Last year, the Vermont State Police asked the Defense Department for one of its used Mine Resistant Ambush Protected vehicles, known in military jargon as an MRAP (pronounced EM-rap). MRAPs were credited with saving the lives of countless U.S. troops in Iraq and Afghanistan from roadside bomb blasts. But with the U.S. getting out of the war business — at least for the time being — the military has more MRAPs than it knows what to do with. The Defense Department is trying to get rid of 13,000 of the vehicles because “they have outlived their original purpose,” The Wall Street Journal reported in January.

A new MRAP costs about $500,000. So, to get one for free (other than about $8,000 in shipping charges) sounds like quite a bargain.

I’m not sure it’s cause for celebration, though.

With its SWAT team, assault rifles and camo outfits, the Vermont State Police already looks and acts too much like the military for my comfort. The last thing it needs is another war toy that can be used to intimidate people — a favorite state police tactic — into obeying their orders.

State Police Lt. Michael Manley, who has helped oversee the acquisition, assured me that the MRAP won’t be used for routine assignments such as running radar on I-91. The vehicle is being added to the arsenal of the state’s Tactical Services Unit, which “responds to calls involving barricaded subjects, suicidal individuals, hostage incidents, high-risk warrants, and active shooters,” according to the state police website.

State police have said that the MRAP could come in handy during bank robberies when the bad guys get trapped inside and start shooting at cops on the outside.

I’ve watched enough Die Hard movies to envision how the scenario might play out. The MRAP rumbles up to the bank’s front door. A trooper safely inside the vehicle uses his best Darth Vader impression to frighten the robbers into surrendering. A shirtless Bruce Willis look-alike jumps out of the MRAP and assures all Vermonters that it is now safe to go back to making maple syrup.

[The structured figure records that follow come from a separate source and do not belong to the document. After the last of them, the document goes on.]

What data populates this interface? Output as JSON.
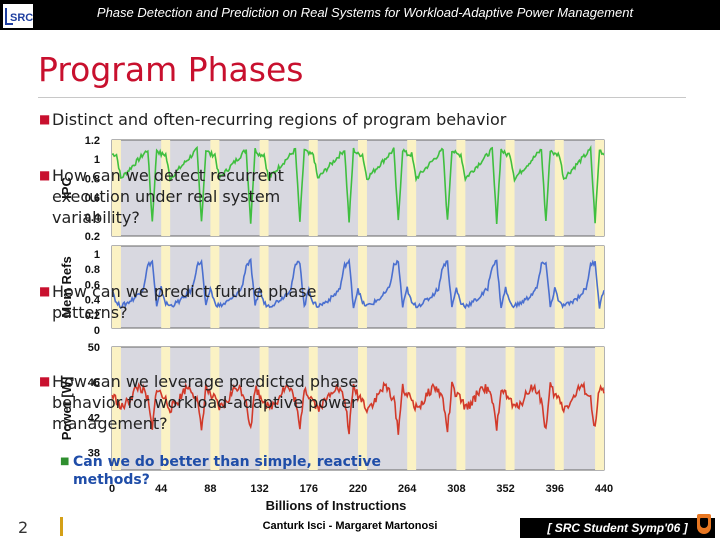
{
  "header": {
    "title": "Phase Detection and Prediction on Real Systems for Workload-Adaptive Power Management",
    "logo_text": "SRC"
  },
  "slide": {
    "title": "Program Phases",
    "bullets": [
      "Distinct and often-recurring regions of program behavior",
      "How can we detect recurrent execution under real system variability?",
      "How can we predict future phase patterns?",
      "How can we leverage predicted phase behavior for workload-adaptive power management?"
    ],
    "sub_bullet": "Can we do better than simple, reactive methods?"
  },
  "footer": {
    "page_number": "2",
    "authors": "Canturk Isci - Margaret Martonosi",
    "event": "[ SRC Student Symp'06 ]"
  },
  "colors": {
    "title_red": "#c8102e",
    "ipc_line": "#3fbf3f",
    "memrefs_line": "#4a6fcf",
    "power_line": "#d23a2a",
    "phase_stripe": "#fbf2c4",
    "panel_bg": "#d8d8e0",
    "sub_bullet_blue": "#1f4da8"
  },
  "chart_data": {
    "type": "line",
    "xlabel": "Billions of Instructions",
    "x_ticks": [
      "0",
      "44",
      "88",
      "132",
      "176",
      "220",
      "264",
      "308",
      "352",
      "396",
      "440"
    ],
    "xlim": [
      0,
      440
    ],
    "panels": [
      {
        "ylabel": "IPC",
        "y_ticks": [
          "0.2",
          "0.4",
          "0.6",
          "0.8",
          "1",
          "1.2"
        ],
        "ylim": [
          0.2,
          1.2
        ],
        "color": "#3fbf3f",
        "pattern": [
          1.05,
          1.05,
          0.8,
          0.85,
          0.9,
          0.95,
          1.0,
          1.05,
          1.1,
          0.35,
          1.1,
          1.05
        ],
        "noise": 0.025
      },
      {
        "ylabel": "Mem Refs",
        "y_ticks": [
          "0",
          "0.2",
          "0.4",
          "0.6",
          "0.8",
          "1"
        ],
        "ylim": [
          0,
          1
        ],
        "color": "#4a6fcf",
        "pattern": [
          0.55,
          0.35,
          0.32,
          0.34,
          0.38,
          0.42,
          0.48,
          0.55,
          0.85,
          0.9,
          0.3,
          0.55
        ],
        "noise": 0.03
      },
      {
        "ylabel": "Power [W]",
        "y_ticks": [
          "38",
          "42",
          "46",
          "50"
        ],
        "ylim": [
          36,
          50
        ],
        "color": "#d23a2a",
        "pattern": [
          44.5,
          44.0,
          43.0,
          43.5,
          44.0,
          45.0,
          45.5,
          45.0,
          44.0,
          40.5,
          45.5,
          44.5
        ],
        "noise": 0.55
      }
    ],
    "phase_period": 44,
    "phase_stripes": [
      [
        0,
        8
      ],
      [
        44,
        52
      ],
      [
        88,
        96
      ],
      [
        132,
        140
      ],
      [
        176,
        184
      ],
      [
        220,
        228
      ],
      [
        264,
        272
      ],
      [
        308,
        316
      ],
      [
        352,
        360
      ],
      [
        396,
        404
      ],
      [
        432,
        440
      ]
    ]
  }
}
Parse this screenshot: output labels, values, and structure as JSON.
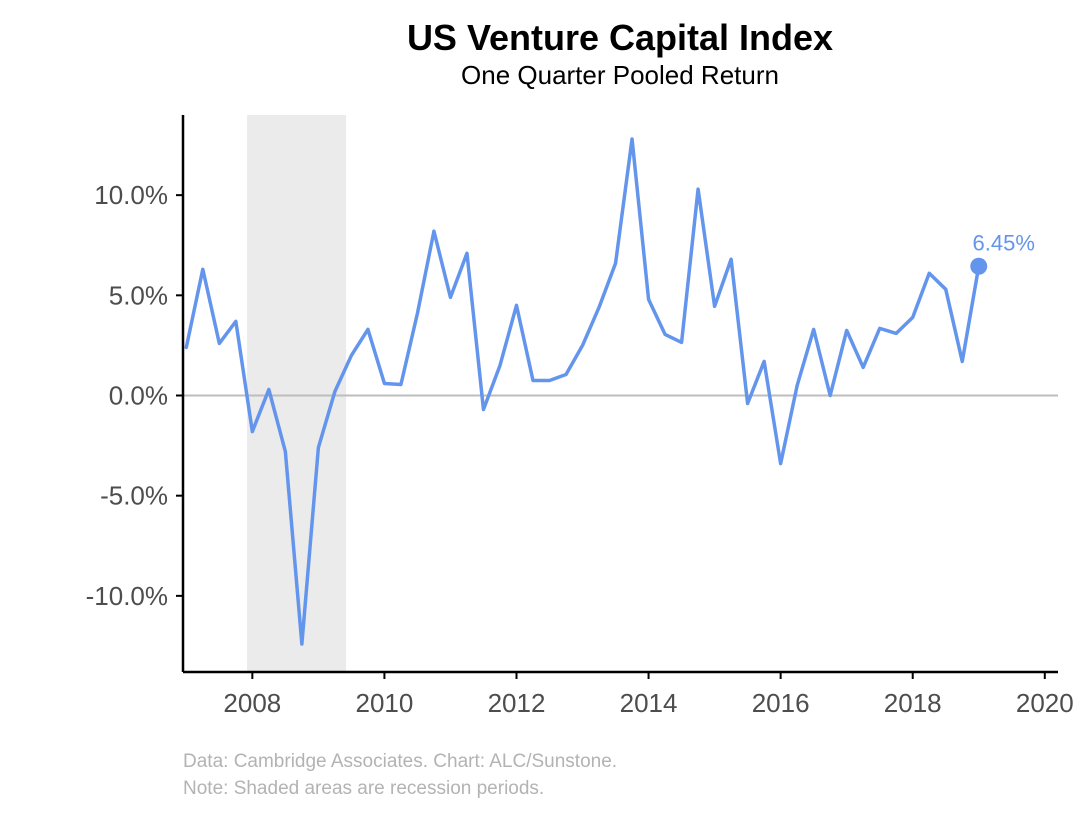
{
  "chart_data": {
    "type": "line",
    "title": "US Venture Capital Index",
    "subtitle": "One Quarter Pooled Return",
    "xlabel": "",
    "ylabel": "",
    "xlim": [
      2006.95,
      2020.2
    ],
    "ylim": [
      -13.8,
      14
    ],
    "x_ticks": [
      2008,
      2010,
      2012,
      2014,
      2016,
      2018,
      2020
    ],
    "y_ticks": [
      10,
      5,
      0,
      -5,
      -10
    ],
    "y_tick_labels": [
      "10.0%",
      "5.0%",
      "0.0%",
      "-5.0%",
      "-10.0%"
    ],
    "x_tick_labels": [
      "2008",
      "2010",
      "2012",
      "2014",
      "2016",
      "2018",
      "2020"
    ],
    "zero_line": true,
    "grid": false,
    "recession_periods": [
      {
        "start": 2007.92,
        "end": 2009.42
      }
    ],
    "series": [
      {
        "name": "One Quarter Pooled Return",
        "color": "#6495ED",
        "x": [
          2007.0,
          2007.25,
          2007.5,
          2007.75,
          2008.0,
          2008.25,
          2008.5,
          2008.75,
          2009.0,
          2009.25,
          2009.5,
          2009.75,
          2010.0,
          2010.25,
          2010.5,
          2010.75,
          2011.0,
          2011.25,
          2011.5,
          2011.75,
          2012.0,
          2012.25,
          2012.5,
          2012.75,
          2013.0,
          2013.25,
          2013.5,
          2013.75,
          2014.0,
          2014.25,
          2014.5,
          2014.75,
          2015.0,
          2015.25,
          2015.5,
          2015.75,
          2016.0,
          2016.25,
          2016.5,
          2016.75,
          2017.0,
          2017.25,
          2017.5,
          2017.75,
          2018.0,
          2018.25,
          2018.5,
          2018.75,
          2019.0
        ],
        "values": [
          2.4,
          6.3,
          2.6,
          3.7,
          -1.8,
          0.3,
          -2.8,
          -12.4,
          -2.6,
          0.2,
          2.0,
          3.3,
          0.6,
          0.55,
          4.1,
          8.2,
          4.9,
          7.1,
          -0.7,
          1.5,
          4.5,
          0.75,
          0.75,
          1.05,
          2.5,
          4.4,
          6.6,
          12.8,
          4.8,
          3.05,
          2.65,
          10.3,
          4.45,
          6.8,
          -0.4,
          1.7,
          -3.4,
          0.5,
          3.3,
          0.0,
          3.25,
          1.4,
          3.35,
          3.1,
          3.9,
          6.1,
          5.3,
          1.7,
          6.45
        ]
      }
    ],
    "annotation": {
      "x": 2019.0,
      "y": 6.45,
      "text": "6.45%"
    },
    "caption_lines": [
      "Data: Cambridge Associates. Chart: ALC/Sunstone.",
      "Note: Shaded areas are recession periods."
    ],
    "colors": {
      "line": "#6495ED",
      "recession_fill": "#ebebeb",
      "zero_line": "#bdbdbd",
      "axis": "#000000",
      "tick_text": "#4d4d4d",
      "caption": "#b3b3b3"
    }
  }
}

I’m glad I’m not the only who one thinks having the state police acquire a new GI Joe accessory could have potential harmful side effects. Last month, WCAX-TV in Burlington interviewed former Marine Corps Col. Stephen Pomeroy, an associate dean at Norwich University in Northfield, Vt. Said Pomeroy: “From a former military guy’s point of view, it looks like an awful lot like the state police (are) escalating their firepower capabilities against a threat I don’t perceive to exist.”

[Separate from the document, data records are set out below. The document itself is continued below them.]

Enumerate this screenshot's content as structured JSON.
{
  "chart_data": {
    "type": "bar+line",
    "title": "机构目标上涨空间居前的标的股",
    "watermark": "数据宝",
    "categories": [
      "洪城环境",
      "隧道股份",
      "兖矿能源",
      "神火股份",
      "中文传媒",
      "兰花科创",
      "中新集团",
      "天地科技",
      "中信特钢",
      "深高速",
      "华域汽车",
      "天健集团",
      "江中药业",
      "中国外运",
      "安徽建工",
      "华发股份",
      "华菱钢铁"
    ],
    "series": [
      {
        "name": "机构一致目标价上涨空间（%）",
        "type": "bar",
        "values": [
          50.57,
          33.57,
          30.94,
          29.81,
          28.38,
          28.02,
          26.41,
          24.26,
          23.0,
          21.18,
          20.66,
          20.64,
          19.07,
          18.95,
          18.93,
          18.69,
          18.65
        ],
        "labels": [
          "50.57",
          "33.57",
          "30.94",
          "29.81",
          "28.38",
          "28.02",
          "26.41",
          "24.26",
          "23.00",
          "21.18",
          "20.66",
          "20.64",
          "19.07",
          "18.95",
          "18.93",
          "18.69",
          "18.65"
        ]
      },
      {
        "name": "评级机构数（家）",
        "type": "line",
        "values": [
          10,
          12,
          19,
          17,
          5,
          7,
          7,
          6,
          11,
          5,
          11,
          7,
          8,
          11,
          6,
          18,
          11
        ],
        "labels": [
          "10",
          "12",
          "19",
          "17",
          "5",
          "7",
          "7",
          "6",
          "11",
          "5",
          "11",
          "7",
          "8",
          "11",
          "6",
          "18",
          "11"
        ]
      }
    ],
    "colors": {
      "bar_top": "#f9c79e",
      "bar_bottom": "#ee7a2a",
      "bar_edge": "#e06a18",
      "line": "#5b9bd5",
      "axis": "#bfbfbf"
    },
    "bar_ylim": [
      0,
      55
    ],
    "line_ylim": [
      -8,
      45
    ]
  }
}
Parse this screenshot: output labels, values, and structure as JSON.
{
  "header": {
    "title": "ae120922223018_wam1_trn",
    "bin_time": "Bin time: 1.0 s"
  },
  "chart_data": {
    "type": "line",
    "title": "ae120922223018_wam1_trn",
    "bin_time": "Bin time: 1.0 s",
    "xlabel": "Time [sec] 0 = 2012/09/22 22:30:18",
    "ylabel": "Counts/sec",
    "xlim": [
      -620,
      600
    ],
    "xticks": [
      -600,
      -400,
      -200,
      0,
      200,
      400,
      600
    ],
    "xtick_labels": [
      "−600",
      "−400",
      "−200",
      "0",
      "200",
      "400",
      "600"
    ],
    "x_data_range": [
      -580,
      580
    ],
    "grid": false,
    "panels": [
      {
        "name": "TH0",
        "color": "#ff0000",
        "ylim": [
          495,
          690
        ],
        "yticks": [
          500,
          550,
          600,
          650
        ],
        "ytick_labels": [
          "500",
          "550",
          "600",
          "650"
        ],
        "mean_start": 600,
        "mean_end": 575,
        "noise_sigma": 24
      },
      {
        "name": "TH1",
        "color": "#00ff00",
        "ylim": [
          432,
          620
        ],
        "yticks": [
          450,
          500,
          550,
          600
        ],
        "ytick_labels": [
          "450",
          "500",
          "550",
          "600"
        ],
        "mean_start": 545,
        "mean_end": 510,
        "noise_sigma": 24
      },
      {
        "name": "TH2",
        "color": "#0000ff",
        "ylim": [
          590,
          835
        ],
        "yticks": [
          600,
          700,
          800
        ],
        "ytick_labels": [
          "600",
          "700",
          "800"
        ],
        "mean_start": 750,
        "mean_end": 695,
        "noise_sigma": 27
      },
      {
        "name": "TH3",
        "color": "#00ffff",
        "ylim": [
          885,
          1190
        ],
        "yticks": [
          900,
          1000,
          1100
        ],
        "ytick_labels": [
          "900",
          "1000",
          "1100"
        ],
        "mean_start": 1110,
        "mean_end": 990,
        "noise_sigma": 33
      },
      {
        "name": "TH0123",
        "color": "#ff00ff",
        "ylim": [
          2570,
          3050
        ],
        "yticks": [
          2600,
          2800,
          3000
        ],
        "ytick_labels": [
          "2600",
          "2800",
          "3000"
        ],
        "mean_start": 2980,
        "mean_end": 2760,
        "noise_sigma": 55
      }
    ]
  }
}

I asked Manley, commander of the tactical team, what he thought about Pomeroy’s critique. “Everyone has their opinion, and they’re entitled to it,” he said. “We’re more concerned about protecting our officers and the public in high-risk situations. That’s our mission.”

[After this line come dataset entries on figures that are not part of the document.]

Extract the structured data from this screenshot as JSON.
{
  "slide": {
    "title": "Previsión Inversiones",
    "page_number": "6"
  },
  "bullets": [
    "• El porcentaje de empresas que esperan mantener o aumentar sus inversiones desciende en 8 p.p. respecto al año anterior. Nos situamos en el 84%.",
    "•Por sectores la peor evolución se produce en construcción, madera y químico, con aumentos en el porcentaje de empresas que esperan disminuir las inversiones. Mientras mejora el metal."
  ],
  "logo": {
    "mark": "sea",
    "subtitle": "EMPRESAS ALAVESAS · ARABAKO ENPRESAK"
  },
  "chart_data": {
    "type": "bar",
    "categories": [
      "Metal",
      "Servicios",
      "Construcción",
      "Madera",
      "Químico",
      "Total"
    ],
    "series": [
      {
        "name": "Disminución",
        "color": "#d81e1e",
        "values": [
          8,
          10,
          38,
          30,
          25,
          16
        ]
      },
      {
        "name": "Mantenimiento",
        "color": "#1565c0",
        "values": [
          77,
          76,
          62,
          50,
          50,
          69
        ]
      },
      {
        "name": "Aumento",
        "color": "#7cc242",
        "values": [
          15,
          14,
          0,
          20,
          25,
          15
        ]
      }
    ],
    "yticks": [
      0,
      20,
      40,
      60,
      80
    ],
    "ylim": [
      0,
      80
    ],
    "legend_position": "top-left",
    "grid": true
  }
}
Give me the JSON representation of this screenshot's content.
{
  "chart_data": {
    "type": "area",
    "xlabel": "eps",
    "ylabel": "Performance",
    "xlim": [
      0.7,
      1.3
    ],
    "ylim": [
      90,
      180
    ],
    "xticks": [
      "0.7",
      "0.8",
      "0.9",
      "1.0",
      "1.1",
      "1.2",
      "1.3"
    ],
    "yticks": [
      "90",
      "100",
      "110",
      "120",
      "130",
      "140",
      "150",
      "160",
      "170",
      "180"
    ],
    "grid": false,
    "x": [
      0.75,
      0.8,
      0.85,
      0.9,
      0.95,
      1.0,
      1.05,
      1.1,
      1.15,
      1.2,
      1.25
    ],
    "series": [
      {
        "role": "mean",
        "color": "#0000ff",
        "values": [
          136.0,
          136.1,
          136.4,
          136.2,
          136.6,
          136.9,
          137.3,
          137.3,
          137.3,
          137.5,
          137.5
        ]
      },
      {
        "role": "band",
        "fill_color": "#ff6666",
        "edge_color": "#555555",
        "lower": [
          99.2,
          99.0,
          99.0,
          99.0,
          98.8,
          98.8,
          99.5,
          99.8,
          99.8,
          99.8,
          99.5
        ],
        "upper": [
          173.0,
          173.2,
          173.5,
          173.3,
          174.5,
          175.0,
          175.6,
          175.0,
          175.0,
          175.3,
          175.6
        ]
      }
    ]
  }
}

The tactical team responds to about 20 calls a year. It’s housing the MRAP in Windsor to “cut down on response time” to calls in southern Vermont, said Manley. The team obtained a similar type of military surplus vehicle in 2011 for the state’s northern tier. That vehicle is housed at the state police Bat Cave — whoops, I mean barracks — in Williston.

Before “hitting the streets” with the MRAP, the Vermont National Guard will provide driving lessons. That’s probably a good idea.

Last September, an Arizona police officer was driving an MRAP on Interstate 10 west of Phoenix at an estimated speed of 75 mph when two tires blew out. The MRAP veered and struck a Ford pickup. No one was injured, but the pickup was a total loss. As you might have guessed, the MRAP suffered only minor damage.

Vermont’s MRAP isn’t quite ready for duty. It’s undergoing a paint job — from sand dune tan to Vermont green — and, because even the state police have limits on how closely they want to mimic the military, the machine-gun turret is being removed.

I hope the vehicle reaches Windsor soon. The Windsor High School alumni parade is held every June. The MRAP would make a terrific parade float.

Other than that, I hope they lose the keys.